Basically what the title says. I plan on going to AC'10 but I wanna bring some non-furry friends along. There fine with fandom but prolly mostly want to come for the roadtrip. Just wondering if that happens at cons or not and how that sorta plays out.


----------



## Grimfang (Mar 25, 2009)

I have a friend coming along to AC '09, and she's not much of a furry. You can bring anyone they want. Just make sure they know what they're in for, and okay with it.


----------



## Greasemunky (Mar 25, 2009)

Duuuh, and if they bring their own molotovs the better.


----------



## Lulian (Mar 25, 2009)

Yep. Just follow the rules.


----------



## SirrocoTheServal (Mar 25, 2009)

Yah they have an idea what to expect and are cool with it. Thanks for the answer.


----------



## Phineas (Mar 25, 2009)

From my limited experience, lots of non-furs who just like to party go to cons. It's not like there's a furriness exam at the door or anything, so your friend will be more than welcome.


----------



## TheDumbening (Mar 25, 2009)

You can bring Hitler to a con and they wouldn't care


----------



## Phineas (Mar 25, 2009)

He's Eurofurence's guest of honor this year.


----------



## TheDumbening (Mar 25, 2009)

Phineas said:


> He's Eurofurence's guest of honor this year.

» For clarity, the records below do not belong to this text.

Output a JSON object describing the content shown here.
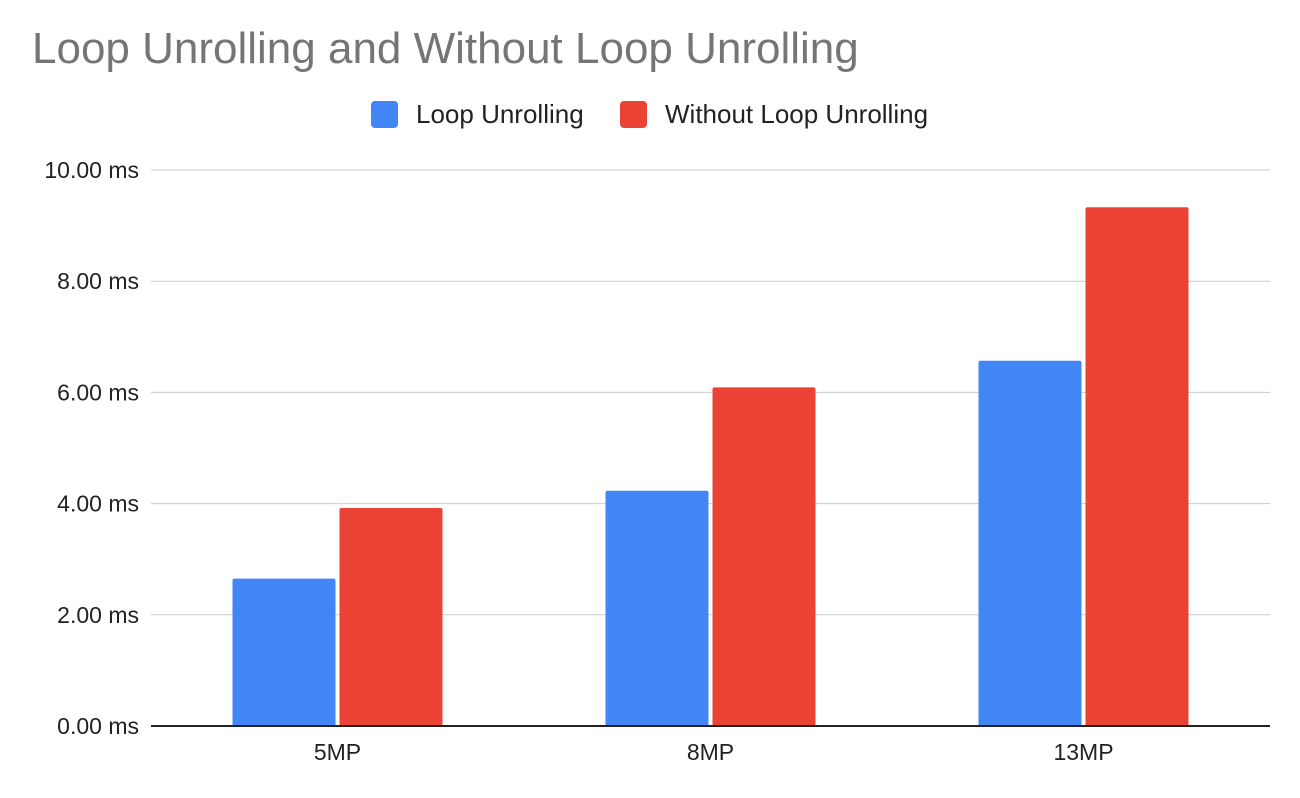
{
  "chart_data": {
    "type": "bar",
    "title": "Loop Unrolling and Without Loop Unrolling",
    "categories": [
      "5MP",
      "8MP",
      "13MP"
    ],
    "series": [
      {
        "name": "Loop Unrolling",
        "color": "#4285F4",
        "values": [
          2.65,
          4.23,
          6.57
        ]
      },
      {
        "name": "Without Loop Unrolling",
        "color": "#EA4335",
        "values": [
          3.92,
          6.09,
          9.33
        ]
      }
    ],
    "ylim": [
      0,
      10
    ],
    "yticks": [
      "0.00 ms",
      "2.00 ms",
      "4.00 ms",
      "6.00 ms",
      "8.00 ms",
      "10.00 ms"
    ],
    "xlabel": "",
    "ylabel": "",
    "grid": true,
    "legend_position": "top-center"
  }
}
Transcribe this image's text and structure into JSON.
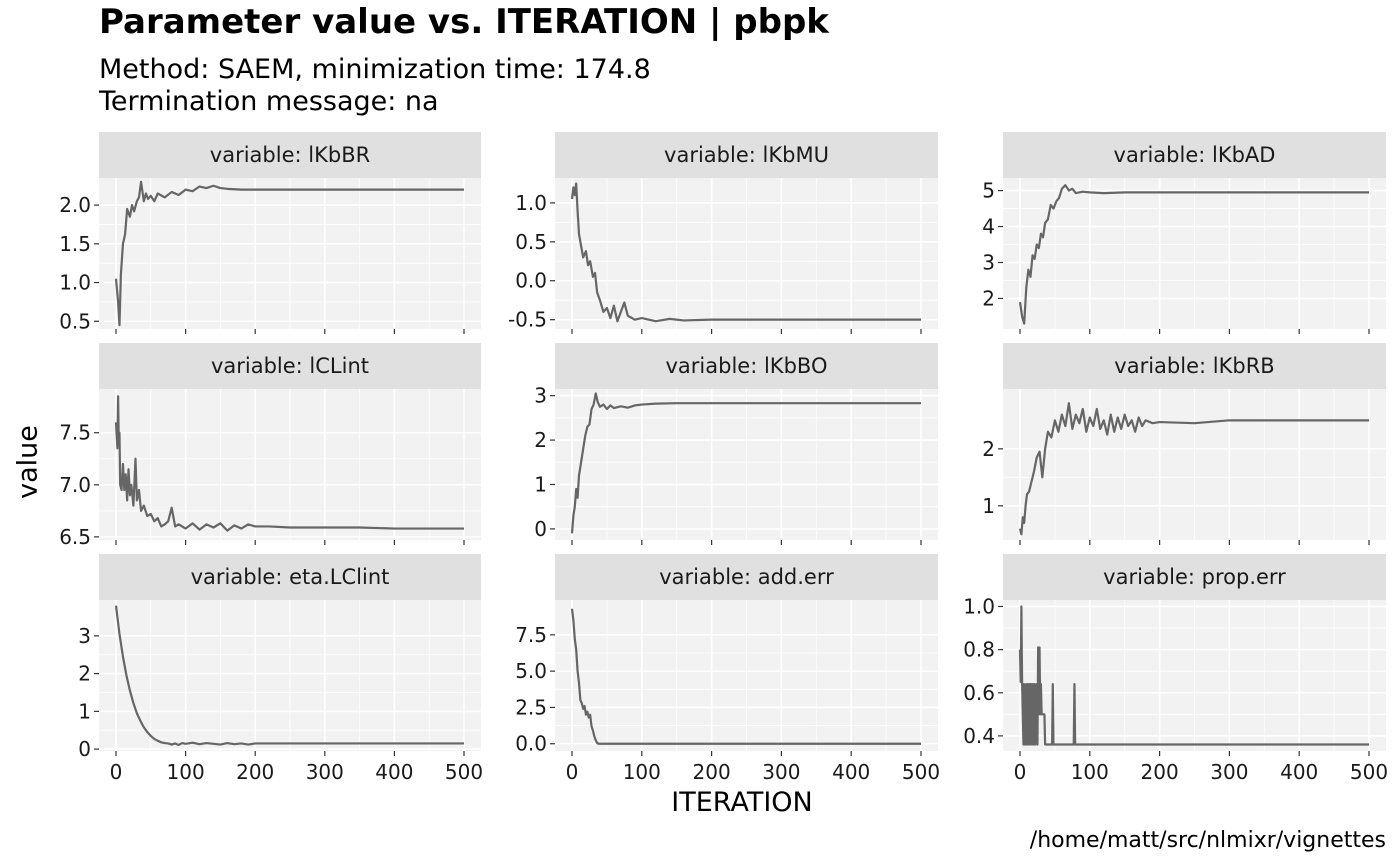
{
  "title": "Parameter value vs. ITERATION | pbpk",
  "subtitle_line1": "Method: SAEM, minimization time: 174.8",
  "subtitle_line2": "Termination message: na",
  "caption": "/home/matt/src/nlmixr/vignettes",
  "colors": {
    "line": "#666666",
    "panel_bg": "#f2f2f2",
    "strip_bg": "#e0e0e0",
    "grid": "#ffffff"
  },
  "chart_data": {
    "type": "line",
    "xlabel": "ITERATION",
    "ylabel": "value",
    "xlim": [
      0,
      500
    ],
    "xticks": [
      0,
      100,
      200,
      300,
      400,
      500
    ],
    "facet_prefix": "variable: ",
    "facets": [
      {
        "name": "lKbBR",
        "strip": "variable: lKbBR",
        "ylim": [
          0.4,
          2.35
        ],
        "yticks": [
          0.5,
          1.0,
          1.5,
          2.0
        ],
        "ytick_labels": [
          "0.5",
          "1.0",
          "1.5",
          "2.0"
        ],
        "x": [
          0,
          3,
          5,
          7,
          10,
          13,
          16,
          20,
          23,
          26,
          30,
          33,
          36,
          40,
          43,
          46,
          50,
          55,
          60,
          70,
          80,
          90,
          100,
          110,
          120,
          130,
          140,
          150,
          160,
          180,
          200,
          300,
          400,
          500
        ],
        "y": [
          1.05,
          0.75,
          0.45,
          1.1,
          1.5,
          1.62,
          1.95,
          1.85,
          2.0,
          1.92,
          2.05,
          2.1,
          2.3,
          2.05,
          2.15,
          2.08,
          2.12,
          2.05,
          2.15,
          2.1,
          2.17,
          2.13,
          2.2,
          2.18,
          2.24,
          2.22,
          2.25,
          2.22,
          2.21,
          2.2,
          2.2,
          2.2,
          2.2,
          2.2
        ]
      },
      {
        "name": "lKbMU",
        "strip": "variable: lKbMU",
        "ylim": [
          -0.62,
          1.32
        ],
        "yticks": [
          -0.5,
          0.0,
          0.5,
          1.0
        ],
        "ytick_labels": [
          "-0.5",
          "0.0",
          "0.5",
          "1.0"
        ],
        "x": [
          0,
          2,
          4,
          6,
          8,
          10,
          13,
          16,
          20,
          23,
          26,
          30,
          33,
          36,
          40,
          45,
          50,
          55,
          60,
          65,
          70,
          75,
          80,
          90,
          100,
          120,
          140,
          160,
          200,
          300,
          400,
          500
        ],
        "y": [
          1.05,
          1.2,
          1.1,
          1.25,
          0.9,
          0.6,
          0.45,
          0.3,
          0.38,
          0.2,
          0.25,
          0.05,
          0.1,
          -0.15,
          -0.25,
          -0.4,
          -0.35,
          -0.48,
          -0.32,
          -0.52,
          -0.4,
          -0.28,
          -0.45,
          -0.5,
          -0.48,
          -0.52,
          -0.49,
          -0.51,
          -0.5,
          -0.5,
          -0.5,
          -0.5
        ]
      },
      {
        "name": "lKbAD",
        "strip": "variable: lKbAD",
        "ylim": [
          1.15,
          5.35
        ],
        "yticks": [
          2,
          3,
          4,
          5
        ],
        "ytick_labels": [
          "2",
          "3",
          "4",
          "5"
        ],
        "x": [
          0,
          3,
          6,
          9,
          12,
          15,
          18,
          21,
          24,
          27,
          30,
          33,
          36,
          40,
          44,
          48,
          52,
          56,
          60,
          65,
          70,
          75,
          80,
          90,
          100,
          120,
          150,
          200,
          300,
          400,
          500
        ],
        "y": [
          1.9,
          1.5,
          1.3,
          2.3,
          2.8,
          2.6,
          3.2,
          3.1,
          3.5,
          3.4,
          3.8,
          3.7,
          4.1,
          4.2,
          4.6,
          4.5,
          4.7,
          4.8,
          5.05,
          5.15,
          5.0,
          5.05,
          4.93,
          4.97,
          4.95,
          4.93,
          4.95,
          4.95,
          4.95,
          4.95,
          4.95
        ]
      },
      {
        "name": "lCLint",
        "strip": "variable: lCLint",
        "ylim": [
          6.47,
          7.92
        ],
        "yticks": [
          6.5,
          7.0,
          7.5
        ],
        "ytick_labels": [
          "6.5",
          "7.0",
          "7.5"
        ],
        "x": [
          0,
          2,
          3,
          4,
          5,
          6,
          8,
          10,
          12,
          14,
          16,
          18,
          20,
          22,
          25,
          28,
          30,
          33,
          36,
          40,
          45,
          50,
          55,
          60,
          65,
          70,
          75,
          80,
          85,
          90,
          100,
          110,
          120,
          130,
          140,
          150,
          160,
          170,
          180,
          190,
          200,
          220,
          250,
          300,
          350,
          400,
          450,
          500
        ],
        "y": [
          7.6,
          7.35,
          7.85,
          7.4,
          7.5,
          7.0,
          6.95,
          7.2,
          6.95,
          7.1,
          6.85,
          7.15,
          6.9,
          7.0,
          6.8,
          7.25,
          6.85,
          6.95,
          6.75,
          6.8,
          6.7,
          6.72,
          6.65,
          6.68,
          6.6,
          6.62,
          6.65,
          6.78,
          6.6,
          6.62,
          6.58,
          6.63,
          6.57,
          6.62,
          6.59,
          6.63,
          6.56,
          6.61,
          6.58,
          6.62,
          6.6,
          6.6,
          6.59,
          6.59,
          6.59,
          6.58,
          6.58,
          6.58
        ]
      },
      {
        "name": "lKbBO",
        "strip": "variable: lKbBO",
        "ylim": [
          -0.25,
          3.15
        ],
        "yticks": [
          0,
          1,
          2,
          3
        ],
        "ytick_labels": [
          "0",
          "1",
          "2",
          "3"
        ],
        "x": [
          0,
          2,
          4,
          6,
          8,
          10,
          13,
          16,
          19,
          22,
          25,
          28,
          31,
          34,
          37,
          40,
          45,
          50,
          55,
          60,
          70,
          80,
          90,
          100,
          120,
          150,
          200,
          300,
          400,
          500
        ],
        "y": [
          -0.1,
          0.3,
          0.5,
          0.9,
          0.7,
          1.2,
          1.5,
          1.8,
          2.1,
          2.3,
          2.35,
          2.7,
          2.8,
          3.05,
          2.85,
          2.75,
          2.8,
          2.7,
          2.78,
          2.72,
          2.76,
          2.73,
          2.78,
          2.8,
          2.82,
          2.83,
          2.83,
          2.83,
          2.83,
          2.83
        ]
      },
      {
        "name": "lKbRB",
        "strip": "variable: lKbRB",
        "ylim": [
          0.4,
          3.05
        ],
        "yticks": [
          1,
          2
        ],
        "ytick_labels": [
          "1",
          "2"
        ],
        "x": [
          0,
          2,
          4,
          6,
          8,
          10,
          13,
          16,
          20,
          24,
          28,
          32,
          36,
          40,
          45,
          50,
          55,
          60,
          65,
          70,
          75,
          80,
          85,
          90,
          95,
          100,
          105,
          110,
          115,
          120,
          125,
          130,
          135,
          140,
          145,
          150,
          155,
          160,
          165,
          170,
          175,
          180,
          190,
          200,
          250,
          300,
          400,
          500
        ],
        "y": [
          0.6,
          0.5,
          0.8,
          0.7,
          1.0,
          1.2,
          1.25,
          1.4,
          1.6,
          1.85,
          1.95,
          1.5,
          2.0,
          2.3,
          2.2,
          2.5,
          2.3,
          2.6,
          2.4,
          2.8,
          2.35,
          2.6,
          2.45,
          2.7,
          2.3,
          2.55,
          2.4,
          2.7,
          2.35,
          2.5,
          2.25,
          2.6,
          2.3,
          2.55,
          2.35,
          2.6,
          2.4,
          2.5,
          2.3,
          2.55,
          2.4,
          2.5,
          2.45,
          2.47,
          2.45,
          2.5,
          2.5,
          2.5
        ]
      },
      {
        "name": "eta.LClint",
        "strip": "variable: eta.LClint",
        "ylim": [
          -0.05,
          3.95
        ],
        "yticks": [
          0,
          1,
          2,
          3
        ],
        "ytick_labels": [
          "0",
          "1",
          "2",
          "3"
        ],
        "x": [
          0,
          5,
          10,
          15,
          20,
          25,
          30,
          35,
          40,
          45,
          50,
          55,
          60,
          65,
          70,
          75,
          80,
          85,
          90,
          95,
          100,
          110,
          120,
          130,
          140,
          150,
          160,
          170,
          180,
          190,
          200,
          250,
          300,
          400,
          500
        ],
        "y": [
          3.8,
          3.05,
          2.45,
          1.95,
          1.55,
          1.22,
          0.95,
          0.75,
          0.58,
          0.45,
          0.35,
          0.27,
          0.22,
          0.18,
          0.16,
          0.15,
          0.12,
          0.15,
          0.11,
          0.16,
          0.14,
          0.17,
          0.13,
          0.16,
          0.14,
          0.12,
          0.16,
          0.13,
          0.15,
          0.12,
          0.15,
          0.15,
          0.15,
          0.15,
          0.15
        ]
      },
      {
        "name": "add.err",
        "strip": "variable: add.err",
        "ylim": [
          -0.5,
          9.9
        ],
        "yticks": [
          0.0,
          2.5,
          5.0,
          7.5
        ],
        "ytick_labels": [
          "0.0",
          "2.5",
          "5.0",
          "7.5"
        ],
        "x": [
          0,
          2,
          4,
          6,
          8,
          10,
          12,
          14,
          16,
          18,
          20,
          22,
          24,
          26,
          28,
          30,
          32,
          34,
          36,
          38,
          40,
          50,
          100,
          200,
          300,
          400,
          500
        ],
        "y": [
          9.3,
          8.5,
          7.2,
          6.5,
          5.0,
          4.2,
          3.0,
          2.8,
          2.4,
          2.6,
          2.0,
          2.2,
          1.8,
          2.0,
          1.2,
          0.9,
          0.5,
          0.25,
          0.05,
          0.0,
          0.0,
          0.0,
          0.0,
          0.0,
          0.0,
          0.0,
          0.0
        ]
      },
      {
        "name": "prop.err",
        "strip": "variable: prop.err",
        "ylim": [
          0.33,
          1.03
        ],
        "yticks": [
          0.4,
          0.6,
          0.8,
          1.0
        ],
        "ytick_labels": [
          "0.4",
          "0.6",
          "0.8",
          "1.0"
        ],
        "x": [
          0,
          1,
          2,
          3,
          4,
          5,
          6,
          7,
          8,
          9,
          10,
          11,
          12,
          13,
          14,
          15,
          16,
          17,
          18,
          19,
          20,
          21,
          22,
          23,
          24,
          25,
          26,
          27,
          28,
          29,
          30,
          31,
          32,
          33,
          34,
          35,
          36,
          37,
          38,
          39,
          40,
          41,
          42,
          43,
          44,
          45,
          46,
          47,
          48,
          49,
          50,
          75,
          76,
          77,
          78,
          79,
          80,
          81,
          100,
          200,
          300,
          400,
          500
        ],
        "y": [
          0.8,
          0.65,
          1.0,
          0.65,
          0.5,
          0.36,
          0.64,
          0.36,
          0.36,
          0.64,
          0.36,
          0.64,
          0.36,
          0.64,
          0.36,
          0.64,
          0.36,
          0.64,
          0.36,
          0.64,
          0.36,
          0.64,
          0.36,
          0.5,
          0.64,
          0.36,
          0.81,
          0.5,
          0.81,
          0.5,
          0.64,
          0.5,
          0.5,
          0.5,
          0.5,
          0.5,
          0.36,
          0.36,
          0.36,
          0.36,
          0.36,
          0.36,
          0.36,
          0.36,
          0.36,
          0.36,
          0.36,
          0.64,
          0.36,
          0.36,
          0.36,
          0.36,
          0.36,
          0.36,
          0.64,
          0.36,
          0.36,
          0.36,
          0.36,
          0.36,
          0.36,
          0.36,
          0.36
        ]
      }
    ]
  }
}
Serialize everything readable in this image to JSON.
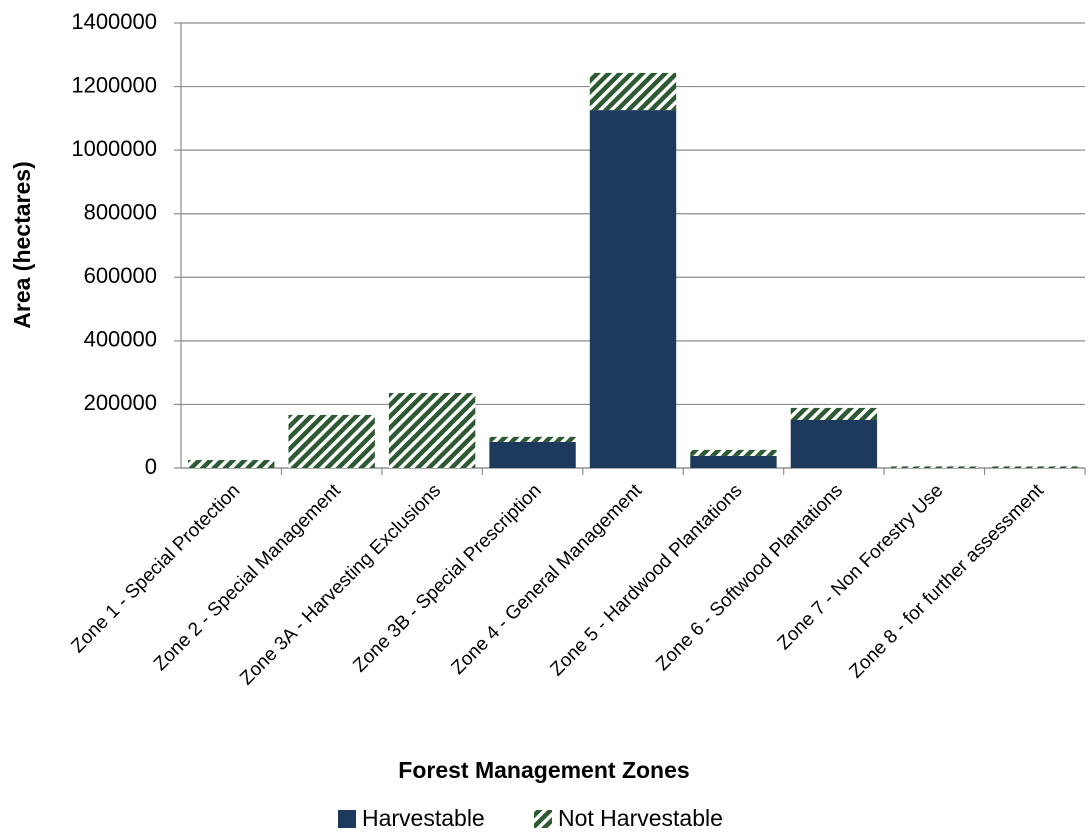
{
  "chart_data": {
    "type": "stacked_bar",
    "x_label": "Forest Management Zones",
    "y_label": "Area (hectares)",
    "categories": [
      "Zone 1 - Special Protection",
      "Zone 2 - Special Management",
      "Zone 3A - Harvesting Exclusions",
      "Zone 3B - Special Prescription",
      "Zone 4 - General Management",
      "Zone 5 - Hardwood Plantations",
      "Zone 6 - Softwood Plantations",
      "Zone 7 - Non Forestry Use",
      "Zone 8 - for further assessment"
    ],
    "series": [
      {
        "name": "Harvestable",
        "color": "#1d3a5c",
        "values": [
          0,
          0,
          0,
          82000,
          1126000,
          38000,
          151000,
          0,
          0
        ]
      },
      {
        "name": "Not Harvestable",
        "color": "#2d5a32",
        "values": [
          25000,
          167000,
          236000,
          16000,
          117000,
          19000,
          38000,
          5000,
          5000
        ]
      }
    ],
    "ylim": [
      0,
      1400000
    ],
    "yticks": [
      0,
      200000,
      400000,
      600000,
      800000,
      1000000,
      1200000,
      1400000
    ],
    "grid": true,
    "legend": "bottom"
  }
}
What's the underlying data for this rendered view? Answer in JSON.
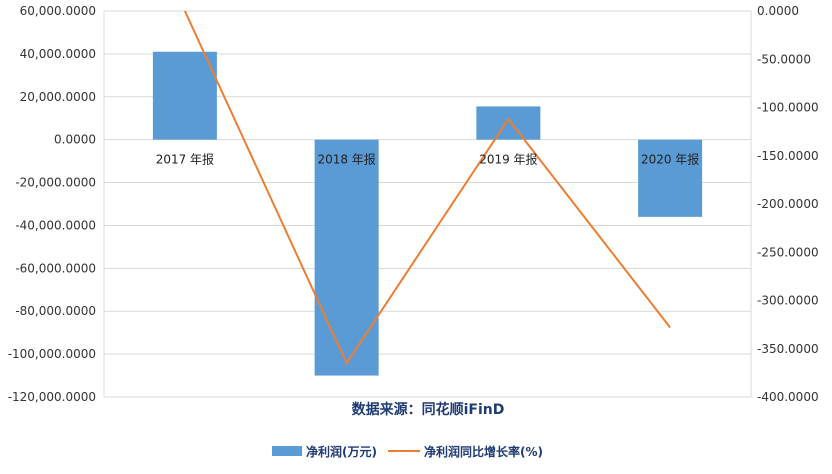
{
  "chart_data": {
    "type": "bar+line",
    "categories": [
      "2017 年报",
      "2018 年报",
      "2019 年报",
      "2020 年报"
    ],
    "series": [
      {
        "name": "净利润(万元)",
        "type": "bar",
        "axis": "left",
        "color": "#5b9bd5",
        "values": [
          41000,
          -110000,
          15500,
          -36000
        ]
      },
      {
        "name": "净利润同比增长率(%)",
        "type": "line",
        "axis": "right",
        "color": "#ed7d31",
        "values": [
          0,
          -365,
          -112,
          -328
        ]
      }
    ],
    "left_axis": {
      "min": -120000,
      "max": 60000,
      "step": 20000,
      "ticks": [
        "60,000.0000",
        "40,000.0000",
        "20,000.0000",
        "0.0000",
        "-20,000.0000",
        "-40,000.0000",
        "-60,000.0000",
        "-80,000.0000",
        "-100,000.0000",
        "-120,000.0000"
      ]
    },
    "right_axis": {
      "min": -400,
      "max": 0,
      "step": 50,
      "ticks": [
        "0.0000",
        "-50.0000",
        "-100.0000",
        "-150.0000",
        "-200.0000",
        "-250.0000",
        "-300.0000",
        "-350.0000",
        "-400.0000"
      ]
    },
    "grid": true,
    "legend": "bottom",
    "source": "数据来源：同花顺iFinD"
  }
}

LADIES AND GENTLEMEN, GET YOUR ARM UP IN THE AIR TO SALUTE OUR GUEST OF HONOR, ADOLF HITLER!!

"SIEG HEIL SIEG HEIL SIEG HEIL"


----------



## Defiant (Mar 28, 2009)

This girl I know brought her BF for the last day of FF07. He didn't seem to impressed or understand what was going on. Last a good friend had his cousin come along. And the only thing that weirded him out was some lady with cat puppet.
  Bring whoever you want. SO long as they don't hate furries as much as I do.


----------



## Kajet (Mar 29, 2009)

Just be sure to warn them that they may be groped against their will.


----------



## PassionFluxX (Mar 29, 2009)

TheDumbening said:


> LADIES AND GENTLEMEN, GET YOUR ARM UP IN THE AIR TO SALUTE OUR GUEST OF HONOR, ADOLF HITLER!!
> 
> "SIEG HEIL SIEG HEIL SIEG HEIL"


 

Every single German there would be put in the house D:


And I do mean..the bad house.


----------



## Defiant (Mar 29, 2009)

I've never been touched against my will and I have been to 6 cons and some gross fur meets.
   But then again looking like a serial killer helps.


----------



## Istanbul (Mar 30, 2009)

Wow. Reading this thread really drives home how xenophobic and self-hating a fandom we can be. More than half of it seems to be geared toward 'warn them that bad things will happen' or 'we suck', the latter mostly in Defiant's case.

In all seriousness, it's usually all right to bring non-furries to a furry convention, so long as you give them some idea of what to expect. My best advice is to avoid giving them ideas of what NOT to expect, as that'll only make them that much more paranoid.


----------